One study found that a methanolic extract of stinging nettle roots slows the progression of prostate cancer in both an in vivo model and an in vitro system. One study involving 20 males with prostatic adenoma found that treatment for 7 days with nettle produced a significant drop in zinc level, thought to be a result of altering zinc-testosterone metabolism and diminishing zinc secretion in adenomatous tissue.
Nettle has shown potent antioxidant activity in a range of in-vitro tests: 50, 100 and 250 µg inhibited peroxidation of linoleic acid by 39%, 66% and 98%, respectively, as compared to 30% inhibition demonstrated by 60 µg/mL of alpha-tocopherol.
In the same study, nettle was shown to scavenge free radicals, hydrogen peroxide and superoxide anion radicals and to chelate heavy metals.

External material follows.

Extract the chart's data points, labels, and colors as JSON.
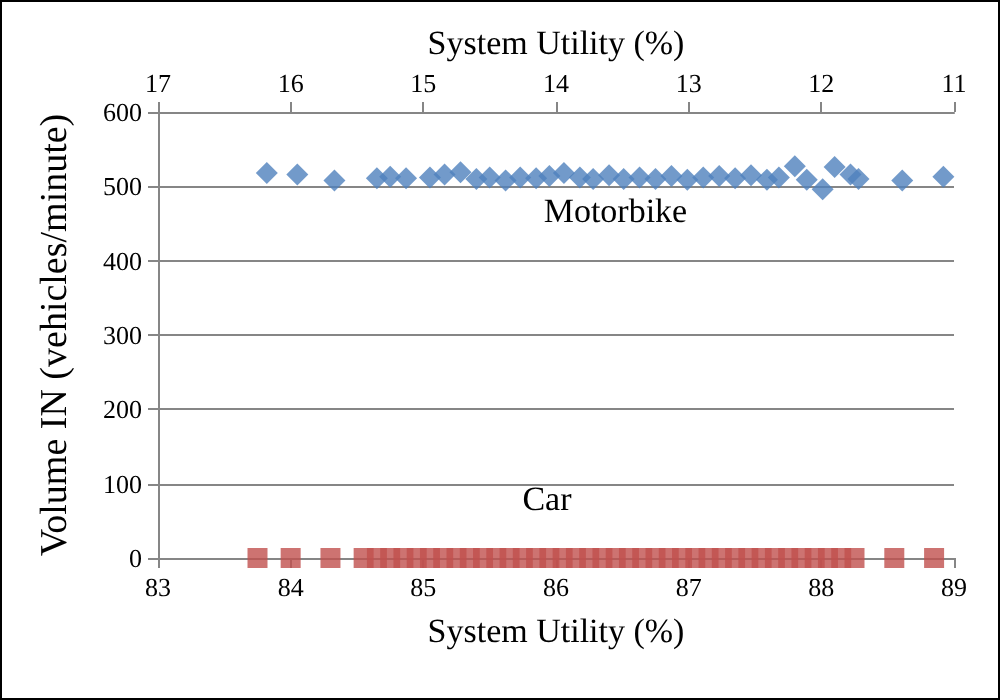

Ozen and Korkmaz (2003) reported that constituents from nettle can regulate glutathione reductase, glutathione peroxidase, superoxide dismutase and catalase in vivo.
The fixed oil of nettle has demonstrated strong antioxidant activity in mice treated with carbon tetrachloride, by decreasing lipid peroxidation and increasing antioxidant status. Nettle extract is significantly effective in preventing fibrosis in liver tissue from carbon tetrachloride damage in vivo. Dried nettle added to the diet of rats decreased cerebral free radicals after forced-swim tests.